天知道他有多迫切地想要證實他最該敬重的人是誰。

所以他動用家裡的關係,去調取當年車禍現場的監控資料,還把醫院的檔案也給翻出來了,最後才在家裡人那邊得到了決定性的照片。

他指了指副院長拍的照片,裡麵的喬聽綏昏昏欲睡,眼底抹不掉的疲憊,可見照顧的時間很長。

“這是你,我確信。”

“嗯,看起來確實是。”

“你耳朵下麵有一顆痣,我當時給你拍照的時候就發現了,所以救我的根本不是梁倦意。”

喬聽綏的眼睛幾乎要貼到那些照片上去了,直到他看到醫院有個不重要的資料是他簽的名時,才頓時渾身一觫。

記憶忽然間開始拚湊。

當時,整個喬家浩浩蕩蕩去了喬家的墓地去祭拜喬老夫人,喬聽綏原本不想去,卻還是迫於脅迫跟著去了。

中途他跑了出來,就碰上了那場車禍。

轎車司機疲勞駕駛才釀成悲劇,當場去世。

環山公路那時人煙稀少,往來車輛不多,喬聽綏發現司機脈搏停止還被死死卡在了車座上,馬上轉頭去看那個戴著頭盔的少年。

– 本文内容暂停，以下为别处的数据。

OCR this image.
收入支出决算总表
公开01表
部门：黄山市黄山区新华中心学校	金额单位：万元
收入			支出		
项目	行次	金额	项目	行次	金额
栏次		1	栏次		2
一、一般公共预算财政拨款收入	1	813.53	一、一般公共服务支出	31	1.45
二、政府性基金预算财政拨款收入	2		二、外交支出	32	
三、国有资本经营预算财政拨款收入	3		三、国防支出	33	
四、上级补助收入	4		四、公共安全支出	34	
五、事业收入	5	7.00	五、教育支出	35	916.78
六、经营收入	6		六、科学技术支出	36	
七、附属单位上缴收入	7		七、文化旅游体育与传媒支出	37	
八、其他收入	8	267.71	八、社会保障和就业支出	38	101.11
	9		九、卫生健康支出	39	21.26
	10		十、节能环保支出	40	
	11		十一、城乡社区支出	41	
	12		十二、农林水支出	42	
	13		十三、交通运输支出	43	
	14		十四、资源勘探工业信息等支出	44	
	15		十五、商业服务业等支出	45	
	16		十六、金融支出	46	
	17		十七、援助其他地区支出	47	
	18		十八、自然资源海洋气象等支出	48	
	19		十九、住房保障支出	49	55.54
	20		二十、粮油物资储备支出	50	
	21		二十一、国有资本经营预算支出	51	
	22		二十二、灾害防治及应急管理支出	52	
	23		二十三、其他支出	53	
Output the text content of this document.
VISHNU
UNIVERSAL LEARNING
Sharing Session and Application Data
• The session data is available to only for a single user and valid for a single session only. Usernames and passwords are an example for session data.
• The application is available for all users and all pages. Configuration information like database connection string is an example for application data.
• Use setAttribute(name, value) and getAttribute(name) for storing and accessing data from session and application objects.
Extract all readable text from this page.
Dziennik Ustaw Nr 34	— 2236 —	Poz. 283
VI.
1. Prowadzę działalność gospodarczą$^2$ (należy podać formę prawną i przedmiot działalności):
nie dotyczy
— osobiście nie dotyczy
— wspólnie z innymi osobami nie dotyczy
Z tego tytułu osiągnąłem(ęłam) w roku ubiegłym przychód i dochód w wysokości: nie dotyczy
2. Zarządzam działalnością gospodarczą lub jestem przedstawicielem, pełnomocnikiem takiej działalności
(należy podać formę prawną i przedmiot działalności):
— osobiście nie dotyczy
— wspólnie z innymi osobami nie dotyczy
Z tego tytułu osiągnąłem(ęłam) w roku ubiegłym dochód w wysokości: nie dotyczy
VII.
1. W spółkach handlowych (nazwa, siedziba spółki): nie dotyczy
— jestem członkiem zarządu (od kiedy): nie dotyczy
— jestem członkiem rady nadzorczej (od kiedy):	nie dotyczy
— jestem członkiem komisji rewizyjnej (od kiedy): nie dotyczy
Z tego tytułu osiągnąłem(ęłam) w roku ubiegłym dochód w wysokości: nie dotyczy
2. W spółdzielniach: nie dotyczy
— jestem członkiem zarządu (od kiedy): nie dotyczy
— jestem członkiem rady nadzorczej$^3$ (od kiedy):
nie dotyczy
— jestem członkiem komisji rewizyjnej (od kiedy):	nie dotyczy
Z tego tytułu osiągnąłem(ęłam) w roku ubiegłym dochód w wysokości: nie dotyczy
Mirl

當時他已經停止了呼吸,嚴重缺氧,他也沒有猶豫馬上人工呼吸,做了點微不足道的急救措施。

一直護著他直到救護車趕來,還跟著上車了。

他渾身是血,忙活著給不知名的少年繳費,等待他手術成功。

照顧了三兩天,他的家裡人才趕來,他也就悄悄走了,似乎真的沒有留下什麼東西。

“是醫院的醫生指著手機上的梁倦意告訴我是他救的,我才認錯人。”

他委屈巴巴解釋著。

喬聽綏擺擺手,滿臉的無所謂:“認錯就認錯咯,反正你活著就行。”

“不行!”

他忽然激動,猛地站起來,還站到了喬聽綏的身邊。

就像小輩對待長輩既視感,重重地給他鞠了一躬。

“對不起。”

喬聽綏的眸子陡然瞪大,有些無措,這要不是在家裡而是在外頭哪家餐廳,他指不準丟死個人。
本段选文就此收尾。